Ilustrasi. Foto: Pexels.
Ilustrasi. Foto: Pexels.

Jakarta, MNEWS.co.id — Pernahkah Anda melihat postingan akun Instagram yang tidak Anda follow di timeline, dengan tulisan “sponsored”? Atau menemukan hasil pencarian di Google dengan kata “ads” paling atas?

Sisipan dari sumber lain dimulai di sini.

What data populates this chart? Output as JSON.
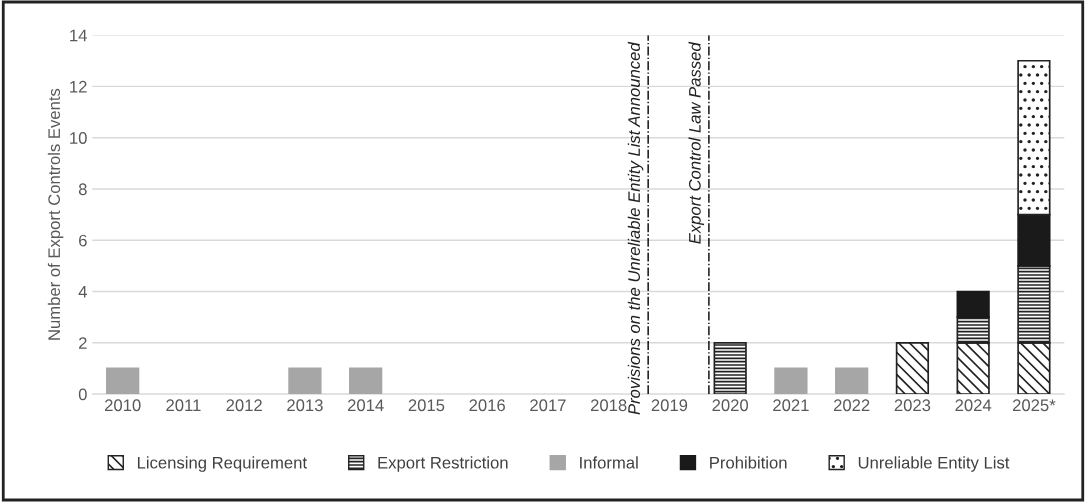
{
  "chart_data": {
    "type": "bar",
    "stacked": true,
    "ylabel": "Number of Export Controls Events",
    "categories": [
      "2010",
      "2011",
      "2012",
      "2013",
      "2014",
      "2015",
      "2016",
      "2017",
      "2018",
      "2019",
      "2020",
      "2021",
      "2022",
      "2023",
      "2024",
      "2025*"
    ],
    "series": [
      {
        "name": "Licensing Requirement",
        "color": "#222222",
        "values": [
          0,
          0,
          0,
          0,
          0,
          0,
          0,
          0,
          0,
          0,
          0,
          0,
          0,
          2,
          2,
          2
        ]
      },
      {
        "name": "Export Restriction",
        "color": "#222222",
        "values": [
          0,
          0,
          0,
          0,
          0,
          0,
          0,
          0,
          0,
          0,
          2,
          0,
          0,
          0,
          1,
          3
        ]
      },
      {
        "name": "Informal",
        "color": "#a6a6a6",
        "values": [
          1,
          0,
          0,
          1,
          1,
          0,
          0,
          0,
          0,
          0,
          0,
          1,
          1,
          0,
          0,
          0
        ]
      },
      {
        "name": "Prohibition",
        "color": "#1a1a1a",
        "values": [
          0,
          0,
          0,
          0,
          0,
          0,
          0,
          0,
          0,
          0,
          0,
          0,
          0,
          0,
          1,
          2
        ]
      },
      {
        "name": "Unreliable Entity List",
        "color": "#222222",
        "values": [
          0,
          0,
          0,
          0,
          0,
          0,
          0,
          0,
          0,
          0,
          0,
          0,
          0,
          0,
          0,
          6
        ]
      }
    ],
    "ylim": [
      0,
      14
    ],
    "yticks": [
      0,
      2,
      4,
      6,
      8,
      10,
      12,
      14
    ],
    "grid": "y",
    "legend": "bottom",
    "ref_lines": [
      {
        "axis": "x",
        "value": "2019",
        "label": "Provisions on the Unreliable Entity List Announced",
        "line_style": "dashdot",
        "color": "#000000"
      },
      {
        "axis": "x",
        "value": "2020",
        "label": "Export Control Law Passed",
        "line_style": "dashdot",
        "color": "#000000"
      }
    ]
  }
}
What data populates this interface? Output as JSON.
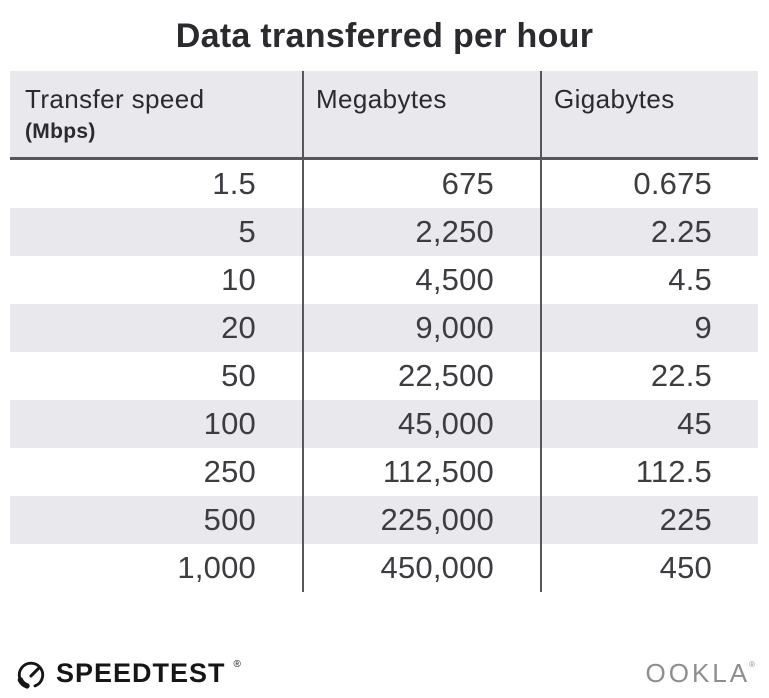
{
  "title": "Data transferred per hour",
  "chart_data": {
    "type": "table",
    "title": "Data transferred per hour",
    "columns": [
      "Transfer speed (Mbps)",
      "Megabytes",
      "Gigabytes"
    ],
    "rows": [
      [
        1.5,
        675,
        0.675
      ],
      [
        5,
        2250,
        2.25
      ],
      [
        10,
        4500,
        4.5
      ],
      [
        20,
        9000,
        9
      ],
      [
        50,
        22500,
        22.5
      ],
      [
        100,
        45000,
        45
      ],
      [
        250,
        112500,
        112.5
      ],
      [
        500,
        225000,
        225
      ],
      [
        1000,
        450000,
        450
      ]
    ]
  },
  "table": {
    "header": {
      "col1_label": "Transfer speed",
      "col1_sublabel": "(Mbps)",
      "col2_label": "Megabytes",
      "col3_label": "Gigabytes"
    },
    "rows": [
      [
        "1.5",
        "675",
        "0.675"
      ],
      [
        "5",
        "2,250",
        "2.25"
      ],
      [
        "10",
        "4,500",
        "4.5"
      ],
      [
        "20",
        "9,000",
        "9"
      ],
      [
        "50",
        "22,500",
        "22.5"
      ],
      [
        "100",
        "45,000",
        "45"
      ],
      [
        "250",
        "112,500",
        "112.5"
      ],
      [
        "500",
        "225,000",
        "225"
      ],
      [
        "1,000",
        "450,000",
        "450"
      ]
    ]
  },
  "footer": {
    "speedtest_label": "SPEEDTEST",
    "speedtest_trademark": "®",
    "ookla_label": "OOKLA",
    "ookla_trademark": "®"
  },
  "colors": {
    "header_bg": "#e9e8ed",
    "stripe_bg": "#e9e8ed",
    "line_dark": "#57565a",
    "text_dark": "#2b2a2e",
    "number_text": "#3d3c41",
    "brand_black": "#161616",
    "ookla_gray": "#8e8d91"
  }
}
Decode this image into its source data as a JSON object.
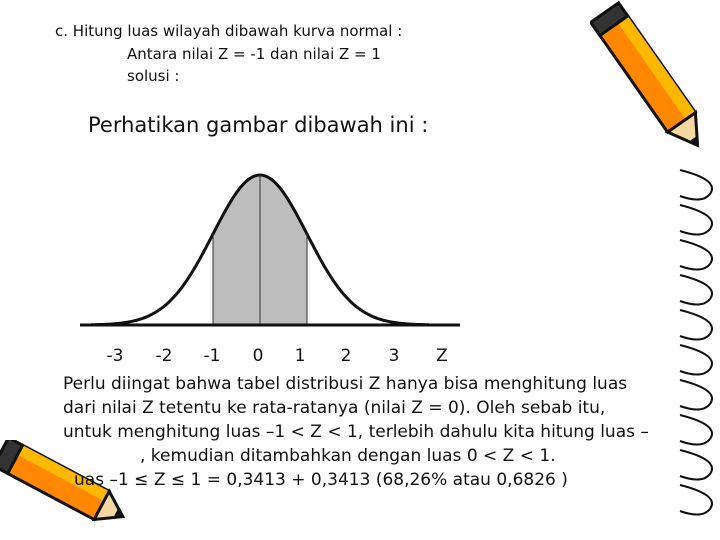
{
  "problem": {
    "line1": "c. Hitung luas wilayah dibawah kurva normal :",
    "line2": "Antara nilai Z = -1 dan nilai Z = 1",
    "line3": "solusi :"
  },
  "instruction": "Perhatikan gambar dibawah ini :",
  "axis": {
    "ticks": [
      "-3",
      "-2",
      "-1",
      "0",
      "1",
      "2",
      "3"
    ],
    "label": "Z"
  },
  "explanation": {
    "line1": "Perlu diingat bahwa tabel distribusi Z hanya bisa menghitung luas",
    "line2": "dari nilai Z tetentu ke rata-ratanya (nilai Z = 0). Oleh sebab itu,",
    "line3": "untuk menghitung luas –1 < Z < 1, terlebih dahulu kita hitung luas –",
    "line4_visible": ", kemudian ditambahkan dengan luas 0 < Z < 1.",
    "line5_visible": "uas –1 ≤ Z ≤ 1 = 0,3413 + 0,3413 (68,26% atau 0,6826 )"
  },
  "colors": {
    "shade": "#bdbdbd",
    "pencil_yellow": "#ffb800",
    "pencil_orange": "#ff8800",
    "pencil_dark": "#222222"
  }
}
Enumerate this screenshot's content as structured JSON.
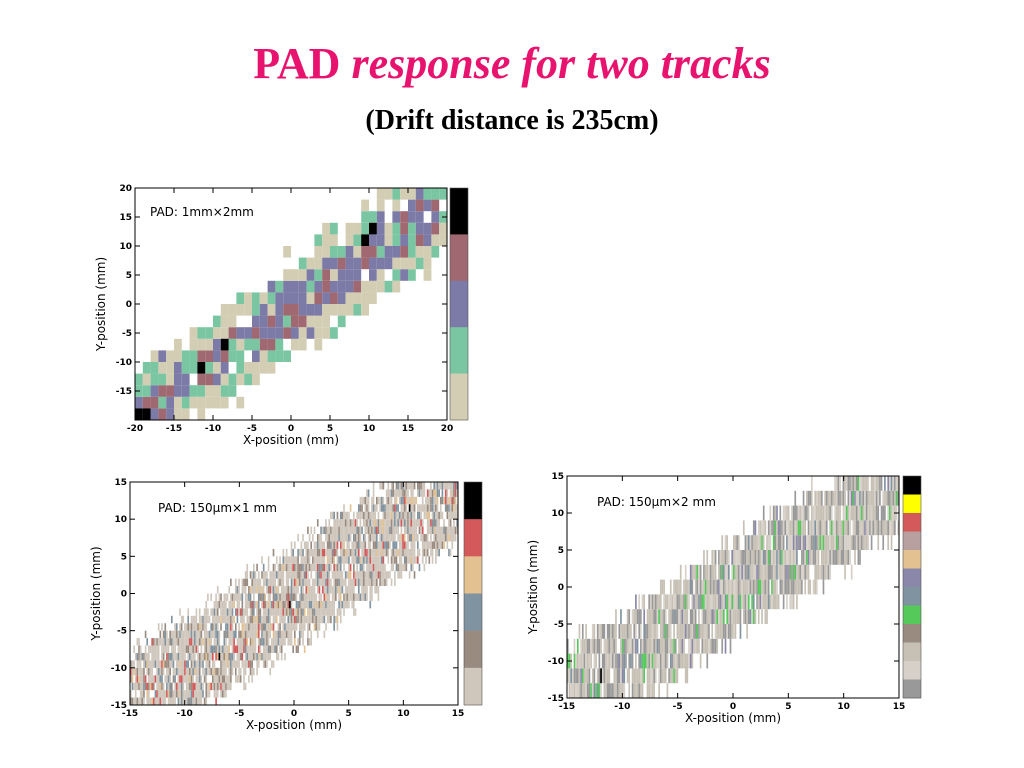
{
  "slide": {
    "title_main": "PAD",
    "title_italic": "response for two tracks",
    "subtitle": "(Drift distance is 235cm)"
  },
  "colors": {
    "title": "#e8136e",
    "background": "#ffffff"
  },
  "chart_data": [
    {
      "type": "heatmap",
      "title": "",
      "annotation": "PAD: 1mm×2mm",
      "xlabel": "X-position (mm)",
      "ylabel": "Y-position (mm)",
      "xlim": [
        -20,
        20
      ],
      "ylim": [
        -20,
        20
      ],
      "xticks": [
        -20,
        -15,
        -10,
        -5,
        0,
        5,
        10,
        15,
        20
      ],
      "yticks": [
        -15,
        -10,
        -5,
        0,
        5,
        10,
        15,
        20
      ],
      "pad_size_mm": [
        1,
        2
      ],
      "tracks": [
        {
          "x0": -19.5,
          "y0": -19,
          "x1": 20,
          "y1": 20
        },
        {
          "x0": -18,
          "y0": -19,
          "x1": 21,
          "y1": 17
        }
      ],
      "hits": [
        [
          -11.8,
          -12
        ],
        [
          -8.7,
          -8
        ],
        [
          9.3,
          10
        ],
        [
          10.2,
          12
        ],
        [
          -20,
          -19
        ],
        [
          -18.6,
          -19
        ]
      ],
      "colorbar": [
        "#000000",
        "#a06870",
        "#7c7aa6",
        "#7bc6a2",
        "#d3cdb3"
      ],
      "grid": false,
      "legend": "none"
    },
    {
      "type": "heatmap",
      "title": "",
      "annotation": "PAD: 150μm×1 mm",
      "xlabel": "X-position (mm)",
      "ylabel": "Y-position (mm)",
      "xlim": [
        -15,
        15
      ],
      "ylim": [
        -15,
        15
      ],
      "xticks": [
        -15,
        -10,
        -5,
        0,
        5,
        10,
        15
      ],
      "yticks": [
        -15,
        -10,
        -5,
        0,
        5,
        10,
        15
      ],
      "pad_size_mm": [
        0.15,
        1
      ],
      "tracks": [
        {
          "x0": -15,
          "y0": -14,
          "x1": 15,
          "y1": 15
        },
        {
          "x0": -14,
          "y0": -15,
          "x1": 15,
          "y1": 13
        }
      ],
      "hits": [
        [
          -6.8,
          -8.3
        ],
        [
          -0.4,
          -1.5
        ],
        [
          10.5,
          11
        ]
      ],
      "colorbar": [
        "#000000",
        "#d4595a",
        "#e3c191",
        "#7f93a0",
        "#9a8b80",
        "#cfc6bc"
      ],
      "grid": false,
      "legend": "none"
    },
    {
      "type": "heatmap",
      "title": "",
      "annotation": "PAD: 150μm×2 mm",
      "xlabel": "X-position (mm)",
      "ylabel": "Y-position (mm)",
      "xlim": [
        -15,
        15
      ],
      "ylim": [
        -15,
        15
      ],
      "xticks": [
        -15,
        -10,
        -5,
        0,
        5,
        10,
        15
      ],
      "yticks": [
        -15,
        -10,
        -5,
        0,
        5,
        10,
        15
      ],
      "pad_size_mm": [
        0.15,
        2
      ],
      "tracks": [
        {
          "x0": -15,
          "y0": -14,
          "x1": 15,
          "y1": 15
        },
        {
          "x0": -14,
          "y0": -15,
          "x1": 15,
          "y1": 13
        }
      ],
      "hits": [
        [
          -11.9,
          -12
        ]
      ],
      "colorbar": [
        "#000000",
        "#ffff00",
        "#d4595a",
        "#b8a0a0",
        "#e3c191",
        "#8a87aa",
        "#7f93a0",
        "#55c95a",
        "#9a8b80",
        "#c7c0b5",
        "#d6d0c8",
        "#999999"
      ],
      "grid": false,
      "legend": "none"
    }
  ]
}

Kedua hal tersebut adalah salah satu cara beriklan di era digital lewat Performance Marketing. Selain Instagram dan Google, ada Facebook ads yang setia menghiasi sisi kanan atau pojok atas beranda laman Facebook Anda.

Andi Surja Boediman, Managing Partner Ideosource Venture Capital yang berpengalaman di bidang advertising, investment & perfilman, berbagi pengalamannya terkait media dan advertising.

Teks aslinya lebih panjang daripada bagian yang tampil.